Interestingly, Pix2Pix in-paints the photon starvation artefact from the needle (Fig. 6, green arrow, also seen in Fig. 7), while both networks (UNet-Phase to a lesser extent) also reduce the streaking around the needle. It is unclear why needle artefact removal and improved tumour visualisation occurred—it is possible that the networks are generalising sCE to other high contrast regions—but this suggests a potentially useful future research direction for combining sCE and image quality enhancement for interventional procedures.

Limitations

Contrast agents are used to identify clinically relevant features by enhancing the feature (e.g. a tumour) more or less than the surrounding tissue. However, all networks enhanced the tumour and surrounding tissue to a similar degree (white arrows, Figs. 4 and 5), limiting the amount of contrast that can be used to identify the tumour. The contrast enhancement patterns are generated by patient-specific characteristics that may not be apparent in a dataset of this size, or may exist below the scanner resolution—a more detailed study with additional data would be needed to address this. Despite this limitation, performance when segmenting the tumours from these predicted images appeared unaffected (aside from Pix2Pix for CME as stated above).

Conclusion

In this paper, we proposed a framework for multi-phase synthetic contrast enhancement, as well as investigating the effect of a supervisory signal on model performance. The results show that our framework matches the performance of separately trained CNNs in all ROIs and exceeds it in the kidneys.

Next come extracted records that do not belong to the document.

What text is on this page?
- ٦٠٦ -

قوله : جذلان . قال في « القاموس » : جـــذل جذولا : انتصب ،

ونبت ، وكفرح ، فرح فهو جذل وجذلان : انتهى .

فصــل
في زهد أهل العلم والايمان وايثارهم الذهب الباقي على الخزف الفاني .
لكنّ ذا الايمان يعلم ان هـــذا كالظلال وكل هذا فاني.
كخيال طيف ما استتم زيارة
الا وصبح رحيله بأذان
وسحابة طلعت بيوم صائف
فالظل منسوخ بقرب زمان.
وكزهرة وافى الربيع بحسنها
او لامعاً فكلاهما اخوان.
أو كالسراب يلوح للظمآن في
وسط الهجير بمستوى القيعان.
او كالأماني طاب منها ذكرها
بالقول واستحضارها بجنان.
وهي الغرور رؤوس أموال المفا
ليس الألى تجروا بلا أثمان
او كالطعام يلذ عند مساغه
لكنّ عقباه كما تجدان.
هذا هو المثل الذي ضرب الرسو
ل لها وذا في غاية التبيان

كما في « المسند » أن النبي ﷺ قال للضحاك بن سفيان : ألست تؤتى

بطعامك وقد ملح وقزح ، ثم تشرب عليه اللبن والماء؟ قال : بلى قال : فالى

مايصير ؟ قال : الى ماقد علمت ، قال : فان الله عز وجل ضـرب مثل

In addition, the CycleGAN lacking any form of input from the ground truth intensities performed worst, while the Pix2Pix (adversarial with supervision) generated the most intense ROIs and the fully supervised U-Net was most quantitatively accurate. The proposed techniques generate more consistent enhancement than seen in the ground truth images, while assessing the bias by region and phase can inform usage of models with different characteristics for different tasks—UNet-Phase, with its smaller bias, outperforms Pix2Pix for segmentation, while Pix2Pix generates more vivid vasculature and renal medulla. Lastly, we have shown that UNet-Phase and Pix2Pix can generalise to unseen intra-procedural data, a more challenging task given the addition of needles, hydro-dissection contrast and the movement of organs over time. Crucially, the models also improve needle artefacts and tumour visualisation, indicating potential for multi-task sCE and image quality applications.